Flexibility speaks to the diversity of consumption patterns in modern capital markets. Firms must match their consuming pattern to the pace of their business, whether that means full real-time streaming processing millions of messages per second, a conflated feed, or a daily bulk operation. Attempting to keep pace with a full-tick stream when the business doesn’t require it introduces unnecessary engineering fragility and costly processing overheads.

“You need to look at your business and the pace of that business,” says Patrik Färnlöf, Group Head of Real-Time Engineering at LSEG, speaking at a recent A-Team Group webinar on data platform modernisation. “You must review your business flows and pick the right consuming pattern for the data. Going real-time presents interesting challenges – you need to keep up with the data, engineer proper resiliency, and handle complex real-time reconciliations.”

Interoperability has become critical as firms operate increasingly heterogeneous technology estates. LSEG’s proprietary and widely adopted symbology and data models simplify integration across platforms, but the broader industry challenge is enabling data to flow across tools and business units without creating silos. Open standards and emerging interoperability layers are potentially transformative for how firms consume and contextualise real-time data.

Finally, speed is not solely about latency in the traditional sense. It encompasses the pace at which new data sources can be onboarded, new delivery channels activated and new analytical workloads supported. In a market where AI-driven strategies demand ever-richer real-time inputs, the speed of platform evolution matters as much as the speed of individual data updates.

Governance, quality and the operational dimension

It’s increasingly clear that the hardest problems in data platform modernisation are no longer technical. Organisational structures, data governance frameworks and quality assurance processes are the factors that most often determine whether modernisation succeeds or fails. And this applies to data providers as much as to consumers.
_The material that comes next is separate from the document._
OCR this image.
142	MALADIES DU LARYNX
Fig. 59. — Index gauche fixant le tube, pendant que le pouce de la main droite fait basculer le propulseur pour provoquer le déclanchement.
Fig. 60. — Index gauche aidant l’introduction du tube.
LSEG manages the full lifecycle of its real-time data: designing symbology and data models, maintaining exchange relationships, ensuring compliance, and operating a global infrastructure with ultra-high network availability through mirrored Points of Presence worldwide. The operational engine behind the data – 24/7 global support, management of hundreds of venue-driven changes annually, centralised entitlement administration and third-party rights management – is as much a part of the value proposition as the data itself. Re-architecting this layer to meet future demand requires more than a technology swap; it requires embedding policy-driven quality checks and operational accountability directly into the new architecture.

Building for what comes next

LSEG’s real-time data platform optimisation sits within a broader industry trajectory. Genuine transformation means rethinking how data is owned, governed, delivered and consumed, not simply re-hosting legacy systems in the cloud. For a provider of LSEG’s scale, distributing real-time data from hundreds of venues to a global client base spanning mission-critical workflows such as trading desks, risk functions, compliance teams and AI-driven analytical workflows, getting this right is foundational.

The hybrid architecture LSEG has chosen – retaining private-cloud control while leveraging AWS for elastic scaling – may well become a template for how other infrastructure-critical data services approach cloud transformation. It acknowledges that for workloads where resilience and control are paramount, the cloud is an enabler rather than a destination.

As Färnlöf told the A-Team Group webinar, “If you do not modernise now amidst rapid innovation and 24/7 velocity, you are going to face a very difficult business scenario in three years. The financial markets are moving extremely fast.”

And if the data platform cannot deliver data fast enough for critical business decisions, the transformation has failed on the only metric that matters: time to value.